CW32 Voltage and Current Meter

Function Description:
Voltage measurement ranges are 0-30V and 0-3V; current measurement range is 0-3A.
LED1 on the digital tube displays the voltage, and LED2 displays the current.
Analog voltage measurement corresponds to pin H2, and analog current measurement corresponds to pin H3. Jumper caps are required during use. No current sampling resistor needs to be soldered before using analog current measurement.
An external circuit provides a 2.5V reference voltage.
A 2mm banana plug is used for insertion into the multimeter for measurement.
 
Hardware Circuit:
DC Power Input:
To avoid introducing DC-DC ripple interference and reduce project costs due to the high voltage difference, this replication project uses an LDO as the power supply, specifically the SE8550K2-HF. Due to my oversight, the actual power supply used was the SE8533K2-HF, the difference being that the output voltage changes from 5V to 3.3V. Initial assessment suggests this will not significantly affect subsequent circuitry. Compared to the original project, only the current-limiting resistor at the TL431 reference voltage needs to be replaced from 1kΩ to 800Ω.
The SE8533K2-HF has a maximum input voltage of 40V and an output of 3.3V with an accuracy of ±2%. The series diodes are used to prevent reverse connection and protect the circuit.
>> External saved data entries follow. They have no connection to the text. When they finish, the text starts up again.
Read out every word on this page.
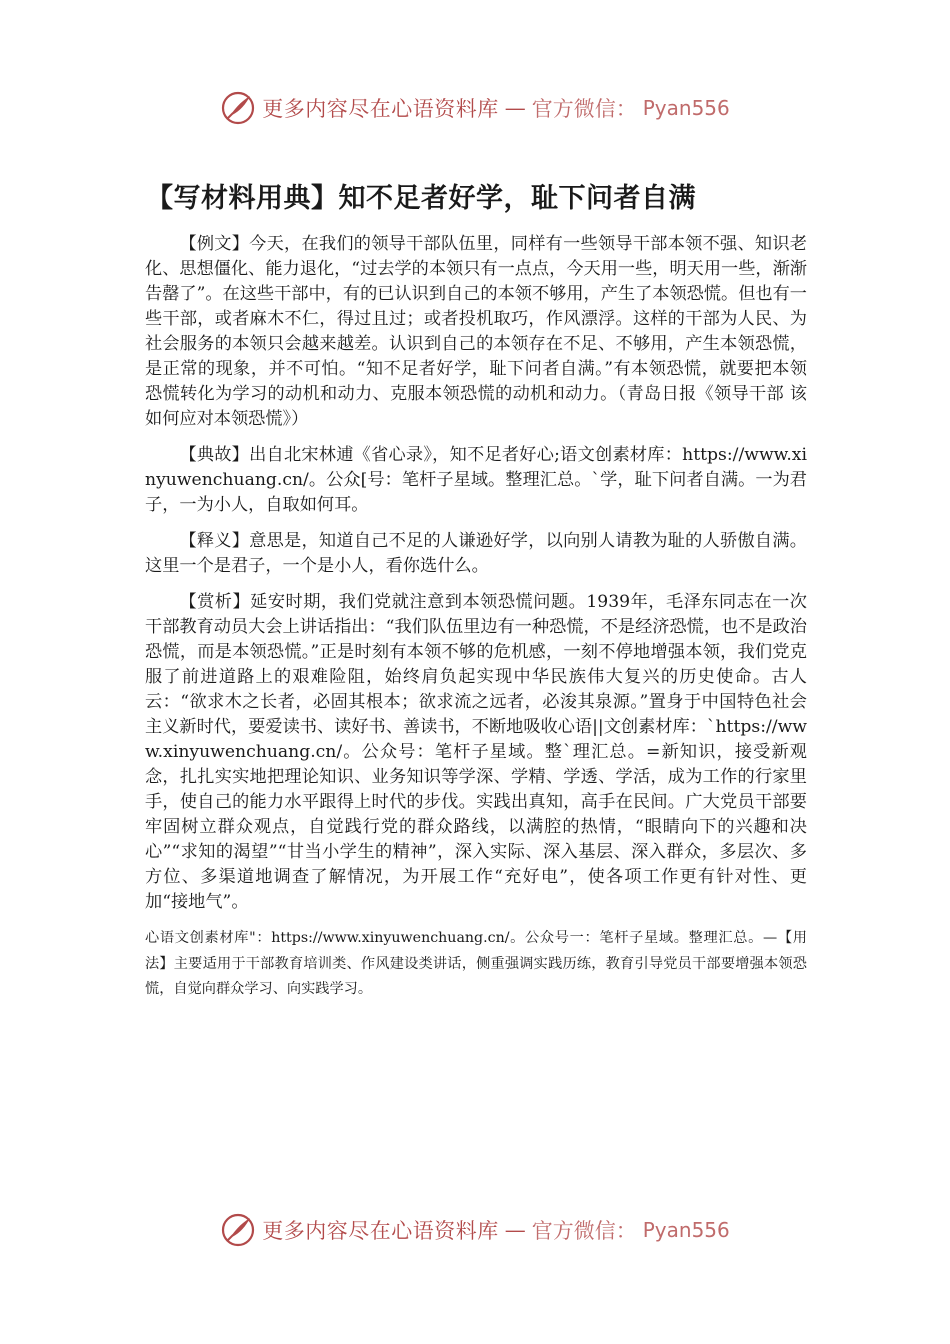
更多内容尽在心语资料库 — 官方微信： Pyan556
【写材料用典】知不足者好学，耻下问者自满

【例文】今天，在我们的领导干部队伍里，同样有一些领导干部本领不强、知识老化、思想僵化、能力退化，“过去学的本领只有一点点，今天用一些，明天用一些，渐渐告罄了”。在这些干部中，有的已认识到自己的本领不够用，产生了本领恐慌。但也有一些干部，或者麻木不仁，得过且过；或者投机取巧，作风漂浮。这样的干部为人民、为社会服务的本领只会越来越差。认识到自己的本领存在不足、不够用，产生本领恐慌，是正常的现象，并不可怕。“知不足者好学，耻下问者自满。”有本领恐慌，就要把本领恐慌转化为学习的动机和动力、克服本领恐慌的动机和动力。（青岛日报《领导干部 该如何应对本领恐慌》）

【典故】出自北宋林逋《省心录》，知不足者好心;语文创素材库：https://www.xinyuwenchuang.cn/。公众[号：笔杆子星域。整理汇总。`学，耻下问者自满。一为君子，一为小人，自取如何耳。

【释义】意思是，知道自己不足的人谦逊好学，以向别人请教为耻的人骄傲自满。这里一个是君子，一个是小人，看你选什么。

【赏析】延安时期，我们党就注意到本领恐慌问题。1939年，毛泽东同志在一次干部教育动员大会上讲话指出：“我们队伍里边有一种恐慌，不是经济恐慌，也不是政治恐慌，而是本领恐慌。”正是时刻有本领不够的危机感，一刻不停地增强本领，我们党克服了前进道路上的艰难险阻，始终肩负起实现中华民族伟大复兴的历史使命。古人云：“欲求木之长者，必固其根本；欲求流之远者，必浚其泉源。”置身于中国特色社会主义新时代，要爱读书、读好书、善读书，不断地吸收心语||文创素材库：`https://www.xinyuwenchuang.cn/。公众号：笔杆子星域。整`理汇总。=新知识，接受新观念，扎扎实实地把理论知识、业务知识等学深、学精、学透、学活，成为工作的行家里手，使自己的能力水平跟得上时代的步伐。实践出真知，高手在民间。广大党员干部要牢固树立群众观点，自觉践行党的群众路线，以满腔的热情，“眼睛向下的兴趣和决心”“求知的渴望”“甘当小学生的精神”，深入实际、深入基层、深入群众，多层次、多方位、多渠道地调查了解情况，为开展工作“充好电”，使各项工作更有针对性、更加“接地气”。

心语文创素材库"：https://www.xinyuwenchuang.cn/。公众号一：笔杆子星域。整理汇总。—【用法】主要适用于干部教育培训类、作风建设类讲话，侧重强调实践历练，教育引导党员干部要增强本领恐慌，自觉向群众学习、向实践学习。

更多内容尽在心语资料库 — 官方微信： Pyan556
Schottky diodes are used to further reduce the voltage drop to approximately 0.2V. The 10-ohm series resistor is used for voltage division, reducing heat generation caused by the high voltage difference across the LDO. It also functions as a low-resistance fuse due to its small overcurrent.
 
Reference voltage circuit:
In this project, a TL431 is chosen to provide a 2.5V reference voltage to the CW32 ADC. Since the CW32 has built-in 1.5V and 2.5V reference voltages that can be configured in the program, the main purpose of this circuit design is to learn the relevant principles.
The TL431 output voltage is 2.5V with an accuracy of ±0.5%, and its sink current capability is 1mA~100mA (related to the resistor selection in the circuit, as shown in the figure below). More information can be found in TI's TL431 Chinese datasheet.
Since the LDO provides a voltage of 3.3V in this project, based on the above calculation, resistors with an Ω or lower and a package size greater than 0.08W should be selected.
 
MCU Circuit:
In this project, the CW32F030C8T6 has a wide operating voltage range of 1.65V~5.5V, a 12-bit successive approximation ADC, and four reference voltage sources (VDDA power supply voltage, PB0 pin voltage, built-in 1.5V reference voltage, and built-in 2.5V reference voltage). The voltage
 
sampling circuit
is shown in the figure. The voltage measurement circuit has two ranges to choose from. During measurement, according to the program settings, the more suitable measurement result is selected to improve the measurement accuracy. When the ADC internal reference voltage is selected as 1.5V, the maximum measurement voltage at the high range is calculated based on the voltage divider resistors, and the maximum measurement voltage at the low range is 3V.
The clamping diode limits the ADC pin input voltage to 3.3V. The ADC internal reference voltage can be selected as 1.5V or 2.5V as needed. Since the ADC is 12-bit, selecting the 2.5V range will reduce the measurement accuracy.
 
Wiring Port Circuit:
In the figure, U4, U5, U8, and U9 correspond to the 2mm banana plug interface on the PCB, used to insert multimeter probes for easy verification of measurement accuracy and calibration. U3, CN1, and CN2 are the corresponding connection ports for the measured values. +V connects to the voltage to be measured, T_V connects to the red probe of the multimeter, and TGND connects to the black probe. CN2 is connected to the current to be measured; the current flows in from I+ and out from I- on CN2. The red probe of the multimeter is inserted into TI+, and the black probe is inserted into TGND .
 
Analog voltage measurement:
An analog voltage is obtained through an adjustable potentiometer for measuring ADC accuracy and for calibration. A jumper cap needs to be connected during use. When using analog current measurement, the 100mΩ sampling resistor cannot be soldered
 
. Note:
VP is the provided analog voltage used for calibration;
V+ is the connected measurement voltage.
When there is no DC power supply, the 3.3V on pin header H1 can be used to power the microcontroller.
 
 
Software part: The firmware package and compiler version selected
for this project may encounter errors during compilation. Removing __weak will stop the errors. Due to the lack of a DC power line and the fact that the PCB was not traced from the 3.3V power supply, the voltage measurement cannot be verified at this time.